Точно восковой цветок, таял Владимир Баллочанский в руках Бобочки, и от этой размягченной, потерявшей стержень массы осталось лишь две-три сургучных печати, которыми суд опечатал его имущество — кассу, письменный стол, адвокатскую контору и его блестящую карьеру, вызывавшую столько зависти. Когда тучи сгустились, супруга Владимира, Ванда, несколько раз заводила с ее светлостью Патрицией Баллочанской, своей высокородной и хладнокровной свекровью, речь о Бобочке, «об этой настоящей преступнице, которая грозит разрушить ее жизнь и жизнь ее детей», о том, что надо предпринять какие-то конкретные меры и что она, Ванда, полагает, «что это долг ее светлости как матери Владимира!».
Между невесткой и свекровью всегда лежала непреодолимая пропасть, и старуха, вообще никогда никого не любившая и не выносившая сноху с первого дня, в те критические дни, когда еще многое можно было бы сделать, чтобы спасти сына, оставалась абсолютно холодной и совершенно пассивной — par distance[52]
. Когда Ванда, жалуясь на Баллочанского, приводила убедительные факты, старуха вставала в позу высокомерной свекрови, защищающей честь сына перед совершенно ей чуждой по крови и воспитанию женщиной:— Тут, моя дорогая, слезами не поможешь. И его отец в те же годы внезапно начал проявлять склонность к женщинам minderwertig[53]
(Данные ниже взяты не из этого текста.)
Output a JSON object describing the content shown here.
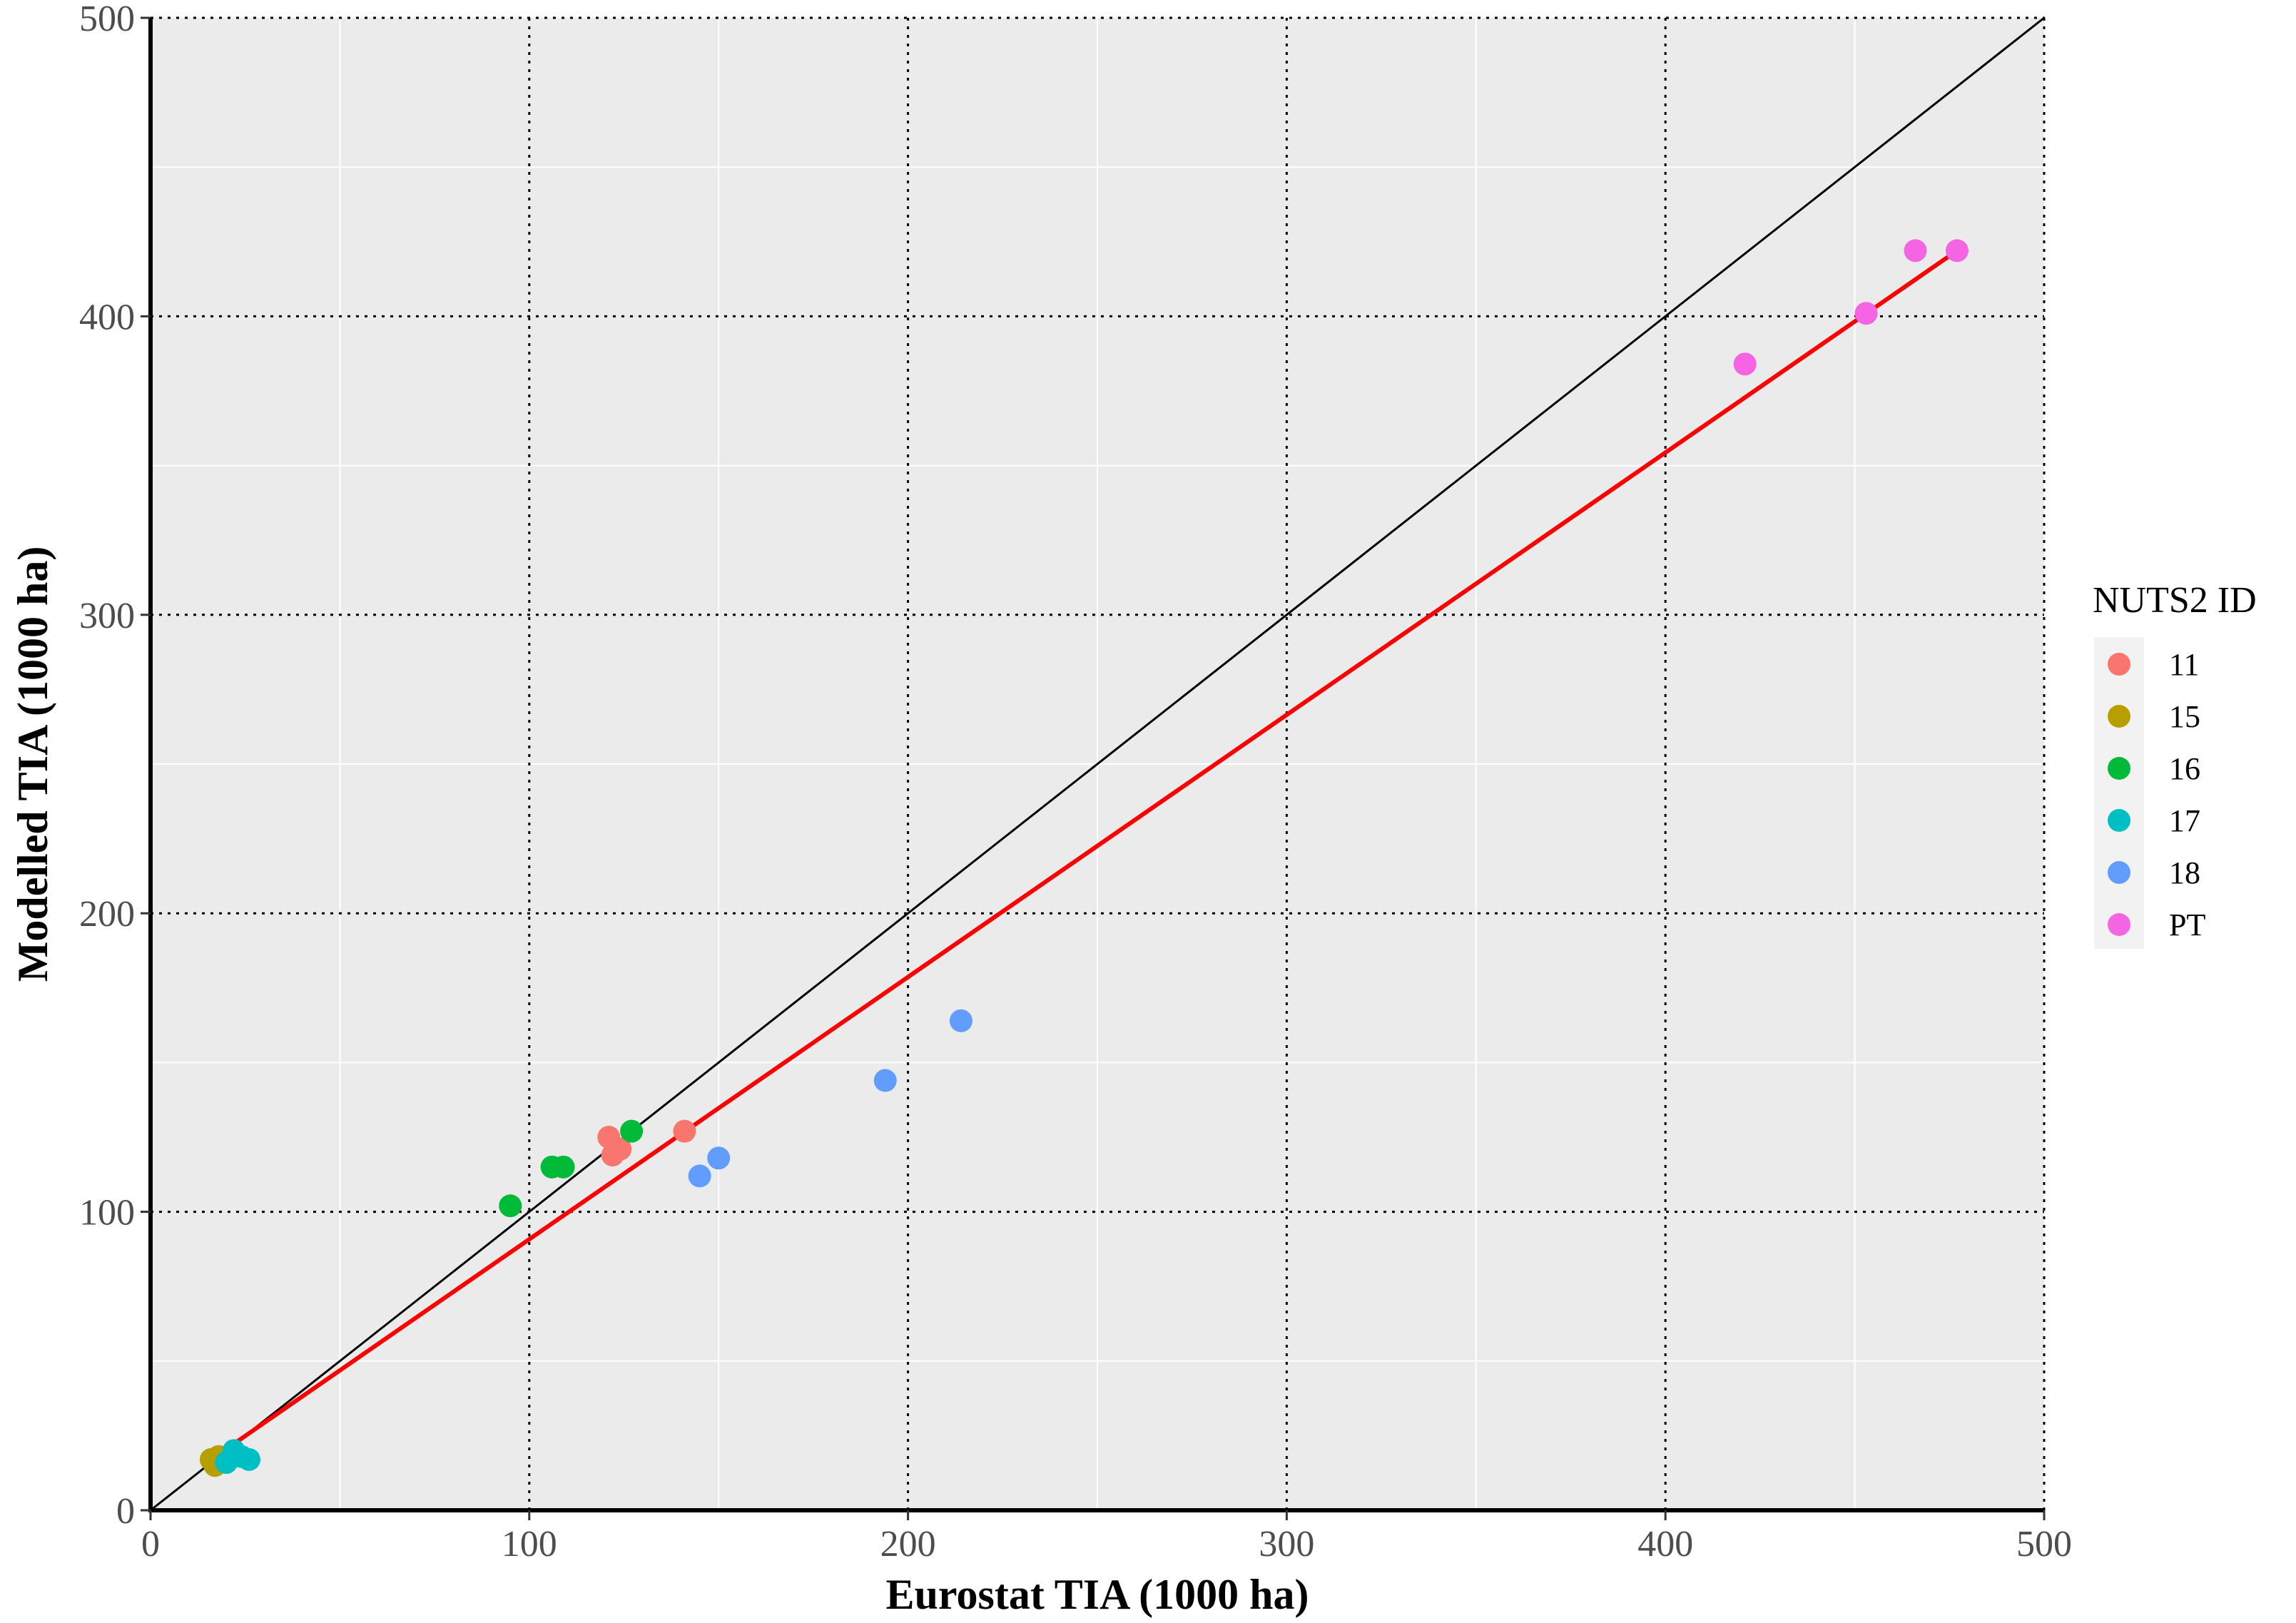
{
  "chart_data": {
    "type": "scatter",
    "title": "",
    "xlabel": "Eurostat TIA (1000 ha)",
    "ylabel": "Modelled TIA (1000 ha)",
    "xlim": [
      0,
      500
    ],
    "ylim": [
      0,
      500
    ],
    "x_ticks": [
      "0",
      "100",
      "200",
      "300",
      "400",
      "500"
    ],
    "y_ticks": [
      "0",
      "100",
      "200",
      "300",
      "400",
      "500"
    ],
    "grid": true,
    "legend": {
      "title": "NUTS2 ID",
      "position": "right",
      "entries": [
        "11",
        "15",
        "16",
        "17",
        "18",
        "PT"
      ]
    },
    "series": [
      {
        "name": "11",
        "color": "#F8766D",
        "points": [
          [
            121,
            125
          ],
          [
            122,
            119
          ],
          [
            124,
            121
          ],
          [
            141,
            127
          ]
        ]
      },
      {
        "name": "15",
        "color": "#B79F00",
        "points": [
          [
            16,
            17
          ],
          [
            17,
            15
          ],
          [
            18,
            18
          ],
          [
            19,
            17
          ]
        ]
      },
      {
        "name": "16",
        "color": "#00BA38",
        "points": [
          [
            95,
            102
          ],
          [
            106,
            115
          ],
          [
            109,
            115
          ],
          [
            127,
            127
          ]
        ]
      },
      {
        "name": "17",
        "color": "#00BFC4",
        "points": [
          [
            20,
            16
          ],
          [
            22,
            20
          ],
          [
            24,
            18
          ],
          [
            26,
            17
          ]
        ]
      },
      {
        "name": "18",
        "color": "#619CFF",
        "points": [
          [
            145,
            112
          ],
          [
            150,
            118
          ],
          [
            194,
            144
          ],
          [
            214,
            164
          ]
        ]
      },
      {
        "name": "PT",
        "color": "#F564E3",
        "points": [
          [
            421,
            384
          ],
          [
            453,
            401
          ],
          [
            466,
            422
          ],
          [
            477,
            422
          ]
        ]
      }
    ],
    "reference_lines": [
      {
        "name": "1:1 line",
        "color": "#000000",
        "from": [
          0,
          0
        ],
        "to": [
          500,
          500
        ]
      },
      {
        "name": "regression line",
        "color": "#FF0000",
        "from": [
          16,
          17
        ],
        "to": [
          477,
          422
        ]
      }
    ]
  }
}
, чего у покойного до тех пор я никогда не замечала! Тут надо запастись терпением, в данном случае это единственное средство!— Но, ей-богу, мама, это длится слишком долго! Поначалу я и сама думала, что лучше все предоставить времени, но это тянется уже второй год. Не будь Дагмары, я знала бы, что делать, но я связана, и мне кажется, что тебе надо взять инициативу в свои руки! Вчера тут была Тереза и рассказывала, что по городу ходят слухи о банкротстве Владимира как о свершившемся факте. А он принципиально не желает со мной об этом говорить!
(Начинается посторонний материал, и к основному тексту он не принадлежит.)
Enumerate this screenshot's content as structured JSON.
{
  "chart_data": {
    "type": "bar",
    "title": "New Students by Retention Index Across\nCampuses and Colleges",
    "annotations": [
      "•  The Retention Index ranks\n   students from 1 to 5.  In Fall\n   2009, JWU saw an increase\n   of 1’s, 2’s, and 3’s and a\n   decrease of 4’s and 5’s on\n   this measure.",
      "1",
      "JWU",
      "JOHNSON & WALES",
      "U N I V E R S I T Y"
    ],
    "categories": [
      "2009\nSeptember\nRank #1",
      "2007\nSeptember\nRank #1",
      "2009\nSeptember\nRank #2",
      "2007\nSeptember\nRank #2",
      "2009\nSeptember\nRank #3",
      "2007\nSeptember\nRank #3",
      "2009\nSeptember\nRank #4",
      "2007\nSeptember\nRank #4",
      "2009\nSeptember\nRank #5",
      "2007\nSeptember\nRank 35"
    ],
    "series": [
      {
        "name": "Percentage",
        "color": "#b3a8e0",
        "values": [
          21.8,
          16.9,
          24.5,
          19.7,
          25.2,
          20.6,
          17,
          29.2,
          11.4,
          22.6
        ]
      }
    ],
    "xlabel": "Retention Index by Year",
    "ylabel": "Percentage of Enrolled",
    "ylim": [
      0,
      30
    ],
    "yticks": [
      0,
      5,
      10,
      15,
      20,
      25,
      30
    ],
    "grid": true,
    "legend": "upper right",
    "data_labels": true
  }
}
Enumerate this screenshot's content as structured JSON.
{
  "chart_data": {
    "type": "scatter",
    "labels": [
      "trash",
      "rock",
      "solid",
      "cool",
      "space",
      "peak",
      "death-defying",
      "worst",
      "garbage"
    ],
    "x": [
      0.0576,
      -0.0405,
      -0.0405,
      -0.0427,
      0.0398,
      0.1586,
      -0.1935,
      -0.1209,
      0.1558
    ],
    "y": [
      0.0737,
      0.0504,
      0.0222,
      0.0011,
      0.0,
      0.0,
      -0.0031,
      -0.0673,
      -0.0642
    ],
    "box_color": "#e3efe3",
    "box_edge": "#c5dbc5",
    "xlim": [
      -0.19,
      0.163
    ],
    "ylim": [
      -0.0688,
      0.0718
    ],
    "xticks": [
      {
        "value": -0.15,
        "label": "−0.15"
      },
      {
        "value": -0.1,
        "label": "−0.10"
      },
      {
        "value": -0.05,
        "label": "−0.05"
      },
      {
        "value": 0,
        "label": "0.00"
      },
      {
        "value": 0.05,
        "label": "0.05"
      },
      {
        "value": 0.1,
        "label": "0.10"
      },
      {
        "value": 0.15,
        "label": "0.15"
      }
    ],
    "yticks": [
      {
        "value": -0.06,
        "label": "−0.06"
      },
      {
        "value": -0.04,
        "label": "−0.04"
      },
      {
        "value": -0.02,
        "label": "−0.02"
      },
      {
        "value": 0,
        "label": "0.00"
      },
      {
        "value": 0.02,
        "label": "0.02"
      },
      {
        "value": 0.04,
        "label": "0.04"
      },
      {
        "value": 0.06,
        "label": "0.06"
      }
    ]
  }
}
— Die Männer sind schon so![54]
Тут ничем не поможешь! Schön ruhig, weiter Tee trinken und weiter warten[55].— Но если слухи о его несостоятельности подтвердятся, и я и дети разорены!
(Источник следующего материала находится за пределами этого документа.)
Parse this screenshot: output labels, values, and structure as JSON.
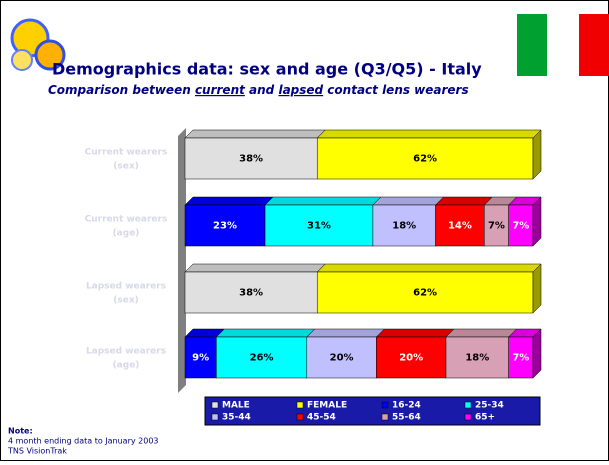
{
  "chart_data": {
    "type": "stacked-bar-3d",
    "title": "Demographics data: sex and age (Q3/Q5) - Italy",
    "subtitle": [
      "Comparison between ",
      "current",
      " and ",
      "lapsed",
      " contact lens wearers"
    ],
    "categories": [
      [
        "Current wearers",
        "(sex)"
      ],
      [
        "Current wearers",
        "(age)"
      ],
      [
        "Lapsed wearers",
        "(sex)"
      ],
      [
        "Lapsed wearers",
        "(age)"
      ]
    ],
    "series": [
      {
        "name": "MALE",
        "color": "#e0e0e0",
        "values": [
          38,
          null,
          38,
          null
        ],
        "value_labels": [
          "38%",
          null,
          "38%",
          null
        ]
      },
      {
        "name": "FEMALE",
        "color": "#ffff00",
        "values": [
          62,
          null,
          62,
          null
        ],
        "value_labels": [
          "62%",
          null,
          "62%",
          null
        ]
      },
      {
        "name": "16-24",
        "color": "#0000ff",
        "values": [
          null,
          23,
          null,
          9
        ],
        "value_labels": [
          null,
          "23%",
          null,
          "9%"
        ]
      },
      {
        "name": "25-34",
        "color": "#00ffff",
        "values": [
          null,
          31,
          null,
          26
        ],
        "value_labels": [
          null,
          "31%",
          null,
          "26%"
        ]
      },
      {
        "name": "35-44",
        "color": "#c0c0ff",
        "values": [
          null,
          18,
          null,
          20
        ],
        "value_labels": [
          null,
          "18%",
          null,
          "20%"
        ]
      },
      {
        "name": "45-54",
        "color": "#ff0000",
        "values": [
          null,
          14,
          null,
          20
        ],
        "value_labels": [
          null,
          "14%",
          null,
          "20%"
        ]
      },
      {
        "name": "55-64",
        "color": "#d8a0b4",
        "values": [
          null,
          7,
          null,
          18
        ],
        "value_labels": [
          null,
          "7%",
          null,
          "18%"
        ]
      },
      {
        "name": "65+",
        "color": "#ff00ff",
        "values": [
          null,
          7,
          null,
          7
        ],
        "value_labels": [
          null,
          "7%",
          null,
          "7%"
        ]
      }
    ],
    "note": {
      "title": "Note:",
      "lines": [
        "4 month ending data to January 2003",
        "TNS VisionTrak"
      ]
    }
  }
}
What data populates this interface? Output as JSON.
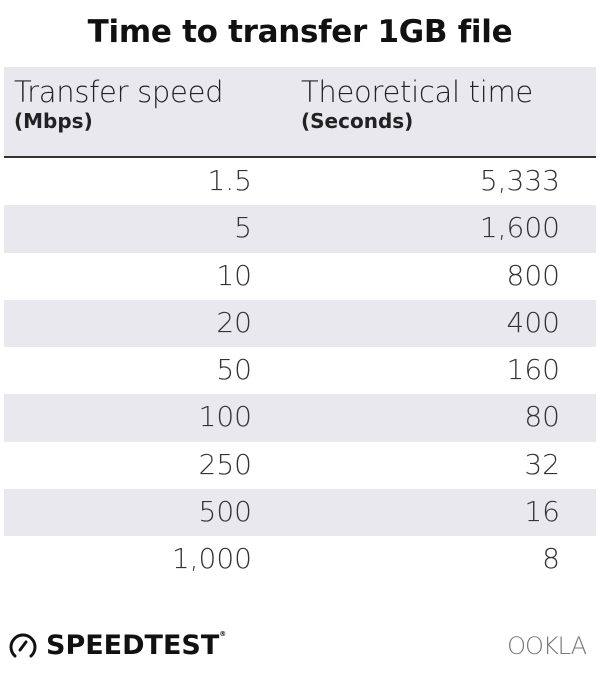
{
  "title": "Time to transfer 1GB file",
  "chart_data": {
    "type": "table",
    "title": "Time to transfer 1GB file",
    "columns": [
      {
        "label": "Transfer speed",
        "unit": "(Mbps)"
      },
      {
        "label": "Theoretical time",
        "unit": "(Seconds)"
      }
    ],
    "rows": [
      [
        "1.5",
        "5,333"
      ],
      [
        "5",
        "1,600"
      ],
      [
        "10",
        "800"
      ],
      [
        "20",
        "400"
      ],
      [
        "50",
        "160"
      ],
      [
        "100",
        "80"
      ],
      [
        "250",
        "32"
      ],
      [
        "500",
        "16"
      ],
      [
        "1,000",
        "8"
      ]
    ]
  },
  "colors": {
    "header_bg": "#e9e8ee",
    "stripe": "#e9e8ee",
    "divider": "#333333"
  },
  "footer": {
    "left_logo": "SPEEDTEST",
    "left_logo_mark": "®",
    "right_logo": "OOKLA",
    "left_icon": "speedometer-icon"
  }
}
Так разыгрывалась эта тихая и немногословная трагедия в сумерках между половиной восьмого и восемью, за остывшим чаем.
Опять его нет, опять позвонил, что занят, а утром, когда она, помогая повязать ему галстук, — он был так расстроен, что никак не мог с ним справиться, — залилась слезами, он погладил ее по голове и назвал своей скучной, старой гувернанткой.
В лихорадке последних дней Баллочанский потерял почву под ногами, он почувствовал еще непонятную ему, но сильную растерянность. Бобочка внесла в его сознание непоколебимое убеждение, что он жил глупо, фальшиво, неправильно, что жизнь его — цепь дурацких заблуждений и самообманов, сквозь которые он так и не докопался до своей сути. А эта женщина с непостижимой легкостью проникла в него, открыв в нем самое сокровенное и затаенное! До нее он ползал по жизни встревоженным, дрожащим ребенком, а сейчас, когда он первый раз встал на ноги и почувствовал себя человеком, он немедленно столкнулся с материальной стороной жизни. С уголовным кодексом. Никогда еще он не отваживался признаться себе в том, что его интимная жизнь насквозь фальшива, и вот, когда он наконец чуть-чуть начал осознавать свое жалкое заблуждение, на него уже катятся лавины и разражаются катастрофы. Последние дни он провел в объятьях теплых женских рук, в пьяной компании карликов и горбатых девочек, мужчин, которые, охмелев, целовали золотые женские туфельки, ели рыбу с душком, тухлые яйца, курили опиум, нюхали кокаин; и лишь только сидящий в нем слизистый, пузырчатый, загнивающий монструозный зверь почувствовал потребность вытянуться подобно огромному допотопному чудовищу, пожить, забыться, перегрызть кому-нибудь глотку, еще ничего не произошло, а всему уже наступил конец.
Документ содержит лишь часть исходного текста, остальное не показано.